05 Apr 2014
For the first time in more than 30 years, NASA is allowing Kennedy Space Center Visitor Complex guests inside the Launch Control Center (LCC) – where NASA directors and engineers supervised all of the 152 launches for the space shuttle and Apollo programs
The KSC Up-Close Launch Control Center Tour takes visitors inside Firing Room 4, one of the LCC's four firing rooms and the one from which all 21 space shuttle launches since 2006 were controlled.
Inside Firing Room 4, visitors will pass by the computer consoles where engineers monitored the computerized launch control system's thousands of system checks every minute leading up to launch. They'll see the main launch countdown clock, many large video monitors on the walls, and enter the “bubble room,” with its wall of interior windows through which the Kennedy Space Center management team viewed all of the proceedings below.
“Go” or “No Go”
The most important person in Firing Room 4 was the launch director, who oversaw the entire process and made the final call on whether a launch was a “Go” or “No Go.”
“With so much on the line, the people who worked in this room were under tremendous pressure not only in daily operations, but particularly as the countdown proceeded,” said Bob Sieck, former launch director, Kennedy Space Center. “They had to handle the tension and their emotions as the tests became faster, the astronauts took their place in the shuttle and thousands of people and news media were gathered outside to watch the launch.”
A Rare Opportunity
As with the VAB, visitors have not had access to the LCC since the 1970s, during the period after the Apollo and Skylab programs ended, and before the first space shuttle launch in 1981.

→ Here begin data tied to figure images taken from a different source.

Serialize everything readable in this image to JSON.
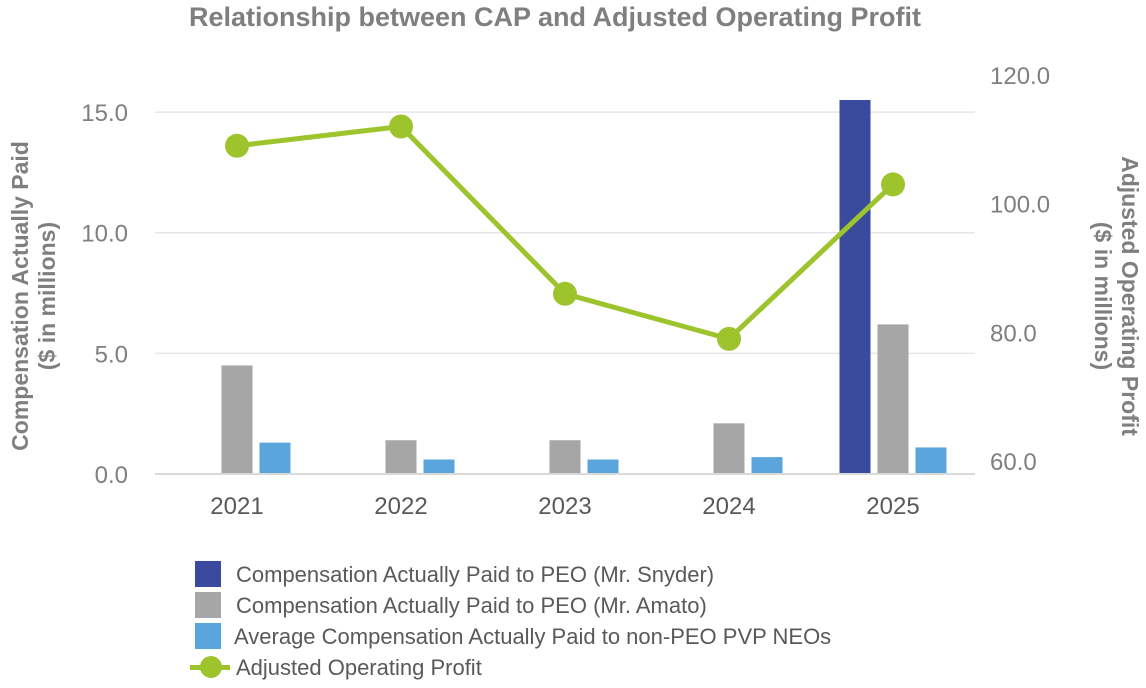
{
  "chart_data": {
    "type": "bar",
    "title": "Relationship between CAP and Adjusted Operating Profit",
    "categories": [
      "2021",
      "2022",
      "2023",
      "2024",
      "2025"
    ],
    "left_axis": {
      "label_line1": "Compensation Actually Paid",
      "label_line2": "($ in millions)",
      "ticks": [
        "0.0",
        "5.0",
        "10.0",
        "15.0"
      ],
      "tick_values": [
        0,
        5,
        10,
        15
      ],
      "ylim": [
        0,
        15.5
      ]
    },
    "right_axis": {
      "label_line1": "Adjusted Operating Profit",
      "label_line2": "($ in millions)",
      "ticks": [
        "60.0",
        "80.0",
        "100.0",
        "120.0"
      ],
      "tick_values": [
        60,
        80,
        100,
        120
      ],
      "ylim": [
        58,
        120
      ]
    },
    "grid": true,
    "series": [
      {
        "name": "Compensation Actually Paid to PEO (Mr. Snyder)",
        "kind": "bar",
        "axis": "left",
        "color": "#3a4a9c",
        "values": [
          null,
          null,
          null,
          null,
          15.5
        ]
      },
      {
        "name": "Compensation Actually Paid to PEO (Mr. Amato)",
        "kind": "bar",
        "axis": "left",
        "color": "#a6a6a6",
        "values": [
          4.5,
          1.4,
          1.4,
          2.1,
          6.2
        ]
      },
      {
        "name": "Average Compensation Actually Paid to non-PEO PVP NEOs",
        "kind": "bar",
        "axis": "left",
        "color": "#5aa5dc",
        "values": [
          1.3,
          0.6,
          0.6,
          0.7,
          1.1
        ]
      },
      {
        "name": "Adjusted Operating Profit",
        "kind": "line",
        "axis": "right",
        "color": "#9dc32d",
        "values": [
          109,
          112,
          86,
          79,
          103
        ]
      }
    ]
  }
}
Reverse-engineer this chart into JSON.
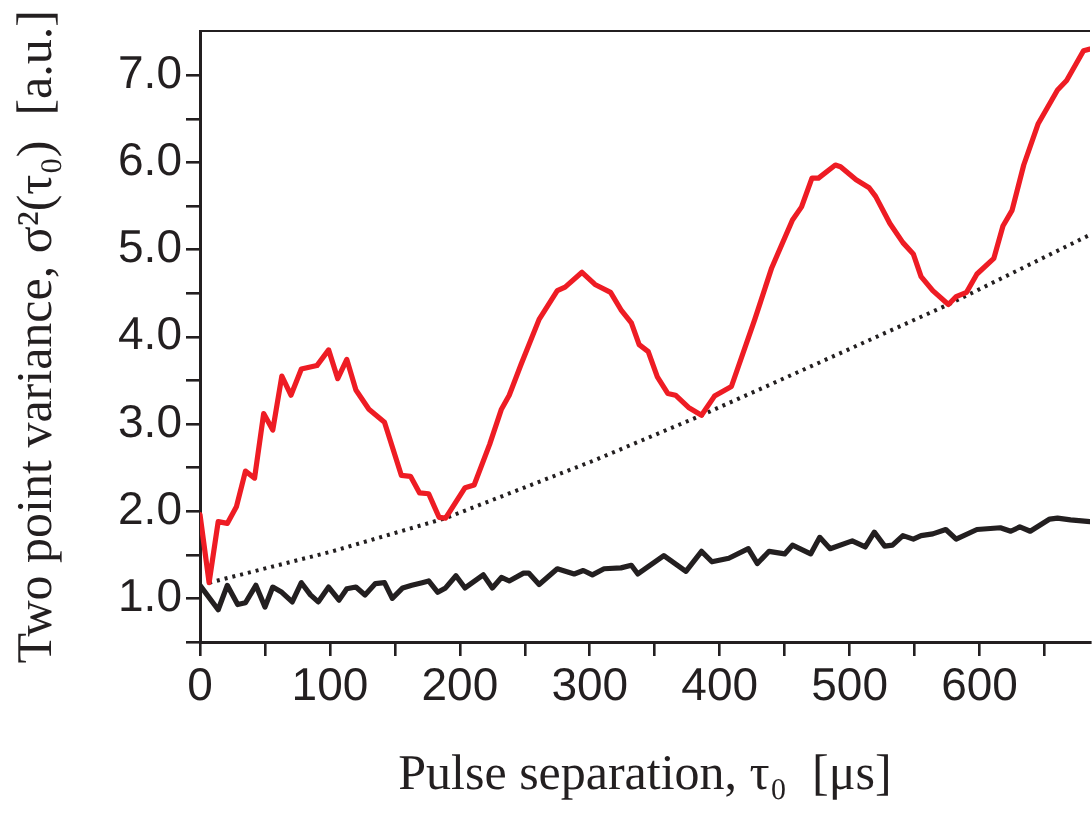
{
  "chart_data": {
    "type": "line",
    "xlabel": "Pulse separation, τ₀  [μs]",
    "ylabel": "Two point variance, σ²(τ₀)  [a.u.]",
    "xlim": [
      0,
      685
    ],
    "ylim": [
      0.5,
      7.5
    ],
    "xticks": [
      0,
      {
        "value": 50,
        "label": null
      },
      100,
      {
        "value": 150,
        "label": null
      },
      200,
      {
        "value": 250,
        "label": null
      },
      300,
      {
        "value": 350,
        "label": null
      },
      400,
      {
        "value": 450,
        "label": null
      },
      500,
      {
        "value": 550,
        "label": null
      },
      600,
      {
        "value": 650,
        "label": null
      }
    ],
    "yticks": [
      {
        "value": 0.5,
        "label": null
      },
      {
        "value": 1,
        "label": "1.0"
      },
      {
        "value": 1.5,
        "label": null
      },
      {
        "value": 2,
        "label": "2.0"
      },
      {
        "value": 2.5,
        "label": null
      },
      {
        "value": 3,
        "label": "3.0"
      },
      {
        "value": 3.5,
        "label": null
      },
      {
        "value": 4,
        "label": "4.0"
      },
      {
        "value": 4.5,
        "label": null
      },
      {
        "value": 5,
        "label": "5.0"
      },
      {
        "value": 5.5,
        "label": null
      },
      {
        "value": 6,
        "label": "6.0"
      },
      {
        "value": 6.5,
        "label": null
      },
      {
        "value": 7,
        "label": "7.0"
      }
    ],
    "marker": "none",
    "legend": false,
    "series": [
      {
        "color": "#ee1c24",
        "line_style": "solid",
        "x": [
          0,
          7,
          14,
          21,
          28,
          35,
          42,
          49,
          56,
          63,
          70,
          78,
          90,
          99,
          106,
          113,
          120,
          130,
          142,
          155,
          162,
          169,
          176,
          184,
          189,
          204,
          211,
          223,
          232,
          238,
          247,
          261,
          275,
          281,
          294,
          304,
          316,
          324,
          332,
          338,
          345,
          352,
          360,
          366,
          376,
          386,
          396,
          409,
          427,
          440,
          456,
          463,
          471,
          476,
          489,
          493,
          505,
          515,
          520,
          531,
          541,
          549,
          555,
          564,
          576,
          582,
          590,
          598,
          611,
          618,
          625,
          634,
          645,
          660,
          667,
          680,
          685
        ],
        "values": [
          1.96,
          1.18,
          1.88,
          1.86,
          2.05,
          2.46,
          2.38,
          3.12,
          2.93,
          3.55,
          3.33,
          3.63,
          3.67,
          3.85,
          3.52,
          3.74,
          3.39,
          3.17,
          3.02,
          2.41,
          2.4,
          2.21,
          2.2,
          1.93,
          1.92,
          2.27,
          2.3,
          2.77,
          3.17,
          3.33,
          3.68,
          4.2,
          4.53,
          4.57,
          4.74,
          4.6,
          4.51,
          4.31,
          4.16,
          3.91,
          3.83,
          3.54,
          3.35,
          3.33,
          3.19,
          3.1,
          3.32,
          3.43,
          4.2,
          4.79,
          5.34,
          5.49,
          5.82,
          5.82,
          5.97,
          5.95,
          5.8,
          5.71,
          5.61,
          5.3,
          5.08,
          4.95,
          4.69,
          4.53,
          4.37,
          4.46,
          4.51,
          4.72,
          4.9,
          5.27,
          5.45,
          5.97,
          6.44,
          6.83,
          6.94,
          7.28,
          7.3
        ]
      },
      {
        "color": "#231f20",
        "line_style": "dotted",
        "x": [
          7,
          102,
          189,
          303,
          386,
          476,
          576,
          685
        ],
        "values": [
          1.18,
          1.54,
          1.92,
          2.58,
          3.1,
          3.7,
          4.37,
          5.17
        ]
      },
      {
        "color": "#231f20",
        "line_style": "solid",
        "x": [
          0,
          14,
          21,
          29,
          35,
          43,
          50,
          56,
          63,
          71,
          78,
          85,
          91,
          99,
          107,
          113,
          120,
          127,
          135,
          142,
          148,
          156,
          163,
          171,
          176,
          183,
          189,
          197,
          204,
          218,
          225,
          232,
          238,
          249,
          253,
          261,
          275,
          288,
          295,
          302,
          311,
          324,
          332,
          337,
          357,
          374,
          386,
          394,
          407,
          422,
          429,
          438,
          450,
          456,
          470,
          477,
          485,
          502,
          512,
          519,
          527,
          533,
          541,
          549,
          555,
          564,
          574,
          582,
          598,
          616,
          624,
          631,
          639,
          654,
          660,
          670,
          685
        ],
        "values": [
          1.15,
          0.87,
          1.15,
          0.93,
          0.95,
          1.15,
          0.9,
          1.13,
          1.07,
          0.96,
          1.18,
          1.04,
          0.96,
          1.13,
          0.98,
          1.11,
          1.13,
          1.04,
          1.17,
          1.18,
          1,
          1.12,
          1.15,
          1.18,
          1.2,
          1.07,
          1.12,
          1.26,
          1.12,
          1.27,
          1.12,
          1.24,
          1.2,
          1.29,
          1.29,
          1.16,
          1.34,
          1.28,
          1.32,
          1.27,
          1.34,
          1.35,
          1.38,
          1.28,
          1.49,
          1.31,
          1.54,
          1.42,
          1.46,
          1.57,
          1.4,
          1.54,
          1.51,
          1.61,
          1.51,
          1.7,
          1.57,
          1.66,
          1.59,
          1.76,
          1.6,
          1.61,
          1.72,
          1.68,
          1.72,
          1.74,
          1.79,
          1.68,
          1.79,
          1.81,
          1.77,
          1.82,
          1.77,
          1.91,
          1.92,
          1.9,
          1.88
        ]
      }
    ]
  }
}
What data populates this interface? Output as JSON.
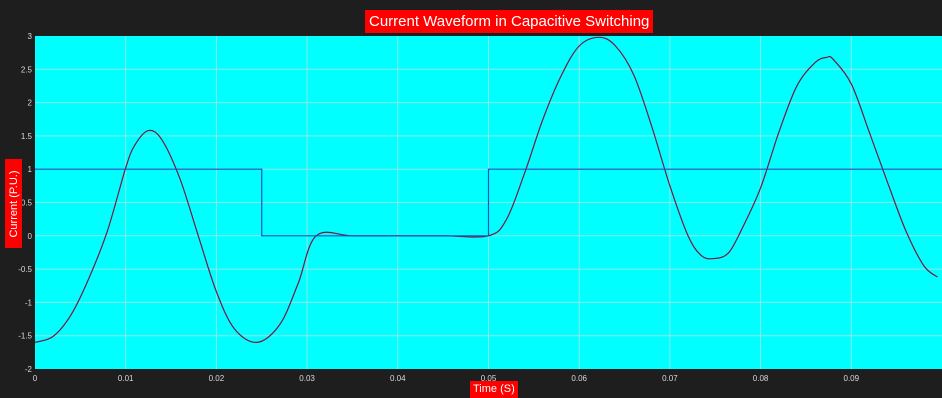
{
  "chart_data": {
    "type": "line",
    "title": "Current Waveform in Capacitive Switching",
    "xlabel": "Time (S)",
    "ylabel": "Current (P.U.)",
    "xlim": [
      0,
      0.1
    ],
    "ylim": [
      -2,
      3
    ],
    "x_ticks": [
      "0",
      "0.01",
      "0.02",
      "0.03",
      "0.04",
      "0.05",
      "0.06",
      "0.07",
      "0.08",
      "0.09"
    ],
    "y_ticks": [
      "-2",
      "-1.5",
      "-1",
      "-0.5",
      "0",
      "0.5",
      "1",
      "1.5",
      "2",
      "2.5",
      "3"
    ],
    "grid": true,
    "colors": {
      "plot_background": "#00ffff",
      "figure_background": "#1e1e1e",
      "current_line": "#7a1540",
      "switch_line": "#1a4fc0",
      "label_background": "#ff0000"
    },
    "series": [
      {
        "points": [
          [
            0,
            -1.6
          ],
          [
            0.002,
            -1.51
          ],
          [
            0.004,
            -1.18
          ],
          [
            0.006,
            -0.62
          ],
          [
            0.008,
            0.08
          ],
          [
            0.01,
            1.02
          ],
          [
            0.011,
            1.36
          ],
          [
            0.0125,
            1.58
          ],
          [
            0.014,
            1.44
          ],
          [
            0.016,
            0.85
          ],
          [
            0.018,
            0.0
          ],
          [
            0.02,
            -0.84
          ],
          [
            0.022,
            -1.4
          ],
          [
            0.0245,
            -1.6
          ],
          [
            0.027,
            -1.33
          ],
          [
            0.029,
            -0.72
          ],
          [
            0.031,
            0.0
          ],
          [
            0.035,
            0.0
          ],
          [
            0.04,
            0.0
          ],
          [
            0.045,
            0.0
          ],
          [
            0.05,
            0.0
          ],
          [
            0.052,
            0.25
          ],
          [
            0.054,
            0.95
          ],
          [
            0.056,
            1.75
          ],
          [
            0.058,
            2.4
          ],
          [
            0.06,
            2.85
          ],
          [
            0.0622,
            2.98
          ],
          [
            0.064,
            2.85
          ],
          [
            0.066,
            2.42
          ],
          [
            0.068,
            1.64
          ],
          [
            0.07,
            0.75
          ],
          [
            0.072,
            0.0
          ],
          [
            0.0735,
            -0.3
          ],
          [
            0.075,
            -0.34
          ],
          [
            0.0765,
            -0.25
          ],
          [
            0.078,
            0.12
          ],
          [
            0.08,
            0.72
          ],
          [
            0.082,
            1.55
          ],
          [
            0.084,
            2.25
          ],
          [
            0.086,
            2.6
          ],
          [
            0.0873,
            2.68
          ],
          [
            0.088,
            2.65
          ],
          [
            0.09,
            2.28
          ],
          [
            0.092,
            1.55
          ],
          [
            0.094,
            0.8
          ],
          [
            0.096,
            0.08
          ],
          [
            0.098,
            -0.45
          ],
          [
            0.0995,
            -0.62
          ]
        ]
      },
      {
        "points": [
          [
            0,
            1.0
          ],
          [
            0.025,
            1.0
          ],
          [
            0.025,
            0.0
          ],
          [
            0.05,
            0.0
          ],
          [
            0.05,
            1.0
          ],
          [
            0.1,
            1.0
          ]
        ]
      }
    ]
  }
}
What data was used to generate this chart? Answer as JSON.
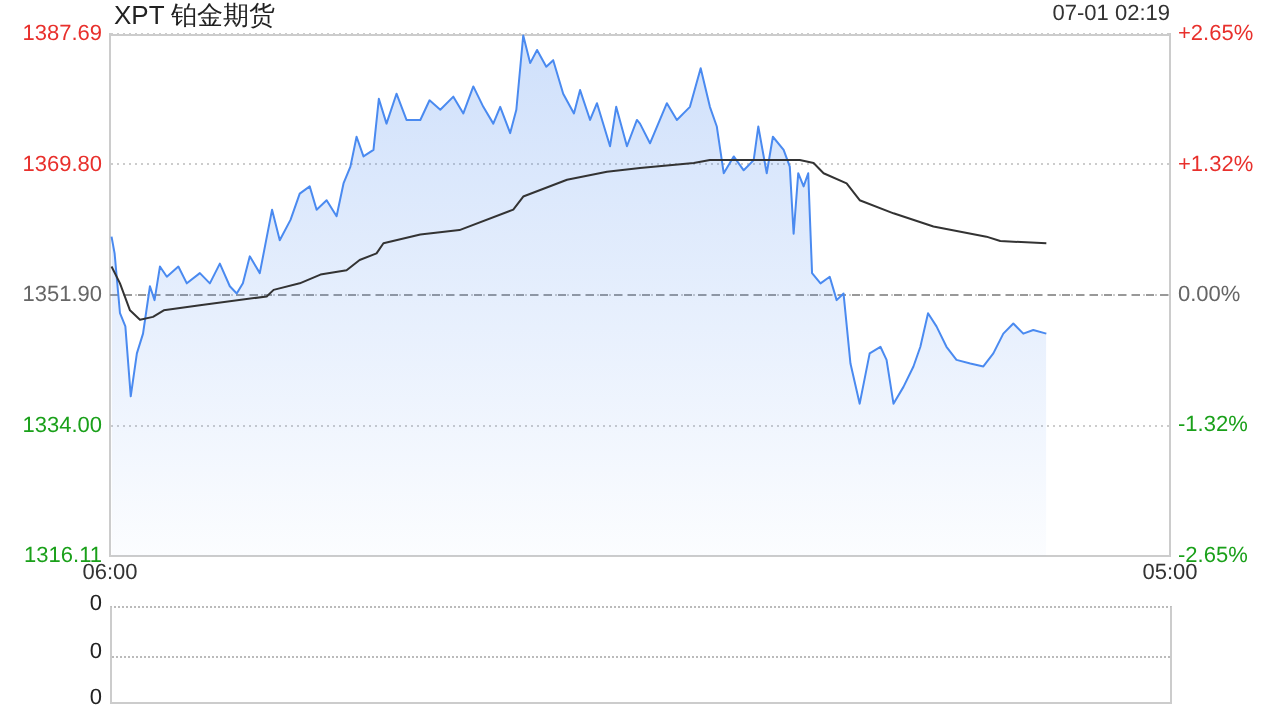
{
  "chart_data": [
    {
      "type": "area",
      "title": "XPT 铂金期货",
      "annotations": [
        "07-01 02:19"
      ],
      "xlim": [
        "--06-30T06:00",
        "--07-01T05:00"
      ],
      "xticks": [
        {
          "value": "--06-30T06:00",
          "label": "06:00"
        },
        {
          "value": "--07-01T05:00",
          "label": "05:00"
        }
      ],
      "ylim": [
        1316.11,
        1387.69
      ],
      "yticks": [
        1316.11,
        {
          "value": 1334,
          "label": "1334.00"
        },
        {
          "value": 1351.9,
          "label": "1351.90"
        },
        {
          "value": 1369.8,
          "label": "1369.80"
        },
        1387.69
      ],
      "y2lim": [
        -2.65,
        2.65
      ],
      "y2ticks": [
        {
          "value": -2.65,
          "label": "-2.65%"
        },
        {
          "value": -1.32,
          "label": "-1.32%"
        },
        {
          "value": 0,
          "label": "0.00%"
        },
        {
          "value": 1.32,
          "label": "+1.32%"
        },
        {
          "value": 2.65,
          "label": "+2.65%"
        }
      ],
      "grid": "y",
      "legend": false,
      "marker": "none",
      "ref_lines": [
        {
          "axis": "y",
          "value": 1351.9,
          "color": "#999999",
          "line_style": "dashed"
        }
      ],
      "series": [
        {
          "type": "area",
          "color": "#4a8af0",
          "x": [
            "--06-30T06:02",
            "--06-30T06:06",
            "--06-30T06:13",
            "--06-30T06:20",
            "--06-30T06:27",
            "--06-30T06:35",
            "--06-30T06:43",
            "--06-30T06:52",
            "--06-30T06:58",
            "--06-30T07:05",
            "--06-30T07:14",
            "--06-30T07:29",
            "--06-30T07:40",
            "--06-30T07:57",
            "--06-30T08:10",
            "--06-30T08:23",
            "--06-30T08:36",
            "--06-30T08:45",
            "--06-30T08:53",
            "--06-30T09:02",
            "--06-30T09:15",
            "--06-30T09:31",
            "--06-30T09:41",
            "--06-30T09:55",
            "--06-30T10:07",
            "--06-30T10:20",
            "--06-30T10:29",
            "--06-30T10:42",
            "--06-30T10:55",
            "--06-30T11:04",
            "--06-30T11:13",
            "--06-30T11:21",
            "--06-30T11:30",
            "--06-30T11:43",
            "--06-30T11:50",
            "--06-30T12:00",
            "--06-30T12:13",
            "--06-30T12:26",
            "--06-30T12:44",
            "--06-30T12:56",
            "--06-30T13:10",
            "--06-30T13:27",
            "--06-30T13:40",
            "--06-30T13:53",
            "--06-30T14:06",
            "--06-30T14:19",
            "--06-30T14:28",
            "--06-30T14:41",
            "--06-30T14:49",
            "--06-30T14:58",
            "--06-30T15:07",
            "--06-30T15:16",
            "--06-30T15:28",
            "--06-30T15:37",
            "--06-30T15:50",
            "--06-30T16:04",
            "--06-30T16:12",
            "--06-30T16:25",
            "--06-30T16:34",
            "--06-30T16:51",
            "--06-30T16:59",
            "--06-30T17:13",
            "--06-30T17:26",
            "--06-30T17:30",
            "--06-30T17:43",
            "--06-30T18:05",
            "--06-30T18:18",
            "--06-30T18:35",
            "--06-30T18:49",
            "--06-30T19:01",
            "--06-30T19:10",
            "--06-30T19:19",
            "--06-30T19:32",
            "--06-30T19:45",
            "--06-30T19:58",
            "--06-30T20:04",
            "--06-30T20:15",
            "--06-30T20:23",
            "--06-30T20:37",
            "--06-30T20:45",
            "--06-30T20:50",
            "--06-30T20:56",
            "--06-30T21:03",
            "--06-30T21:09",
            "--06-30T21:14",
            "--06-30T21:25",
            "--06-30T21:37",
            "--06-30T21:46",
            "--06-30T21:55",
            "--06-30T22:04",
            "--06-30T22:16",
            "--06-30T22:29",
            "--06-30T22:43",
            "--06-30T22:51",
            "--06-30T23:00",
            "--06-30T23:13",
            "--06-30T23:26",
            "--06-30T23:35",
            "--06-30T23:45",
            "--06-30T23:56",
            "--07-01T00:09",
            "--07-01T00:22",
            "--07-01T00:40",
            "--07-01T00:57",
            "--07-01T01:10",
            "--07-01T01:23",
            "--07-01T01:36",
            "--07-01T01:49",
            "--07-01T02:02",
            "--07-01T02:19"
          ],
          "values": [
            1359.9,
            1357.6,
            1349.4,
            1347.6,
            1338.0,
            1343.9,
            1346.6,
            1353.1,
            1351.2,
            1355.8,
            1354.4,
            1355.8,
            1353.5,
            1354.9,
            1353.5,
            1356.2,
            1353.1,
            1352.1,
            1353.5,
            1357.2,
            1354.9,
            1363.6,
            1359.4,
            1362.2,
            1365.8,
            1366.8,
            1363.6,
            1364.9,
            1362.7,
            1367.2,
            1369.5,
            1373.6,
            1370.9,
            1371.8,
            1378.8,
            1375.4,
            1379.5,
            1375.9,
            1375.9,
            1378.6,
            1377.3,
            1379.1,
            1376.8,
            1380.5,
            1377.7,
            1375.4,
            1377.7,
            1374.1,
            1377.3,
            1387.5,
            1383.7,
            1385.5,
            1383.2,
            1384.1,
            1379.5,
            1376.8,
            1380.0,
            1375.9,
            1378.2,
            1372.3,
            1377.7,
            1372.3,
            1375.9,
            1375.4,
            1372.7,
            1378.2,
            1375.9,
            1377.7,
            1383.0,
            1377.7,
            1375.0,
            1368.6,
            1370.9,
            1369.0,
            1370.4,
            1375.0,
            1368.6,
            1373.6,
            1371.8,
            1369.5,
            1360.3,
            1368.6,
            1366.8,
            1368.6,
            1354.9,
            1353.5,
            1354.4,
            1351.2,
            1352.1,
            1342.5,
            1337.0,
            1343.9,
            1344.8,
            1343.0,
            1337.0,
            1339.3,
            1342.1,
            1344.8,
            1349.4,
            1347.6,
            1344.8,
            1343.0,
            1342.5,
            1342.1,
            1343.9,
            1346.6,
            1348.0,
            1346.6,
            1347.1,
            1346.6
          ]
        },
        {
          "type": "line",
          "color": "#333333",
          "x": [
            "--06-30T06:02",
            "--06-30T06:13",
            "--06-30T06:26",
            "--06-30T06:39",
            "--06-30T06:56",
            "--06-30T07:10",
            "--06-30T07:57",
            "--06-30T09:24",
            "--06-30T09:33",
            "--06-30T10:07",
            "--06-30T10:34",
            "--06-30T11:08",
            "--06-30T11:25",
            "--06-30T11:47",
            "--06-30T11:56",
            "--06-30T12:44",
            "--06-30T13:35",
            "--06-30T14:45",
            "--06-30T14:58",
            "--06-30T15:55",
            "--06-30T16:47",
            "--06-30T17:30",
            "--06-30T18:40",
            "--06-30T19:01",
            "--06-30T20:58",
            "--06-30T21:16",
            "--06-30T21:29",
            "--06-30T21:59",
            "--06-30T22:16",
            "--06-30T23:00",
            "--06-30T23:52",
            "--07-01T01:01",
            "--07-01T01:19",
            "--07-01T02:19"
          ],
          "values": [
            1355.8,
            1353.5,
            1349.8,
            1348.5,
            1348.9,
            1349.8,
            1350.5,
            1351.7,
            1352.6,
            1353.5,
            1354.7,
            1355.3,
            1356.7,
            1357.6,
            1359.0,
            1360.2,
            1360.8,
            1363.6,
            1365.4,
            1367.7,
            1368.8,
            1369.3,
            1370.0,
            1370.4,
            1370.4,
            1370.0,
            1368.6,
            1367.2,
            1364.9,
            1363.1,
            1361.3,
            1359.9,
            1359.3,
            1359.0
          ]
        }
      ]
    },
    {
      "type": "other",
      "annotations": [
        "0",
        "0",
        "0"
      ]
    }
  ]
}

“This is another very rare opportunity that NASA has worked with us to provide – access to the Launch Control Center,” said Therrin Protze, chief operating officer of Kennedy Space Center Visitor Complex. “It might be another 30 years before guests will receive a behind-the-scenes opportunity like this again.”
The LCC will continue to operate in guiding the next generation of rocket launches from Kennedy Space Center for NASA and potentially for commercial space programs. Future launches of SpaceX, whose recent launch from nearby Cape Canaveral Air Force Station resulted in the first mission by a commercial company to travel to and dock with the International Space Station, could take place from Kennedy Space Center beginning in 2013.
The LCC Tour is led by a trained space expert, giving visitors an insider's view of the space program from launch preparation to liftoff. The tour also includes drive-by views of Launch Pad 39 and culminates at the Apollo/Saturn V Center, where visitors can resume the regular tour. Price is $25 for adults and $19 for children ages 3-11 plus tax, in addition to admission.
The tour showcases the LCC's lobby, which features 153 wall plaques – one for every mission guided there since the first unmanned Apollo 4 in 1967. Included are the manned Apollo moon missions, the Apollo-Soyuz Test Project in 1975, the Saturn V launches for Skylab in the mid-1970s, Ares 1 flight test and the launches for the 30-year Space Shuttle Program.
The LCC is also listed on the U.S. National Register of Historic Places and won an architectural award for industrial design from the American Institute of Architecture in 1965. The lead architect, Martin Stein, said the building's prominent windows overlooking the launch pads of Launch Complex 39, where all of the shuttles and Saturn V rockets were launched, made a statement as windows “through which you could see mankind's future.”
About Kennedy Space Center Visitor Complex
Kennedy Space Center Visitor Complex brings to life the epic story of the U.S. space program, offering a full day or more of fun and educational activities, including the Kennedy Space Center Tour featuring the Saturn V Center with an actual Saturn V moon rocket, Angry Birds™ Space Encounter, Shuttle Launch Experience, 3D IMAX® space films, Astronaut Encounter,Exploration Space: Explorers Wanted and many other interactive exhibits. The new $100 million home for Space Shuttle AtlantisSM opened June 29, 2013. Admission also includes the U.S. Astronaut Hall of Fame®, featuring historic spacecraft and the world's largest collection of personal astronaut memorabilia, which opens daily at noon and closing times vary by season. Only 45 minutes from Orlando, Fla., Kennedy Space Center Visitor Complex opens daily at 9 a.m. with closing times varying by season. Admission is $50 + tax for adults and $40 + tax for children ages 3-11. The Kennedy Space Center Visitor Complex offers annual passes starting at $75 + tax for adults and $60 + tax forchildren ages 3-11. For more information, call 877-313-2610 or visit www.KennedySpaceCenter.com.
Editors Note: There were 152 Apollo/Saturn rocket launches and space shuttle launches
from the Launch Control Center. A total of 153 wall plaques are mounted in the lobby
of the center, including the Ares 1 test flight.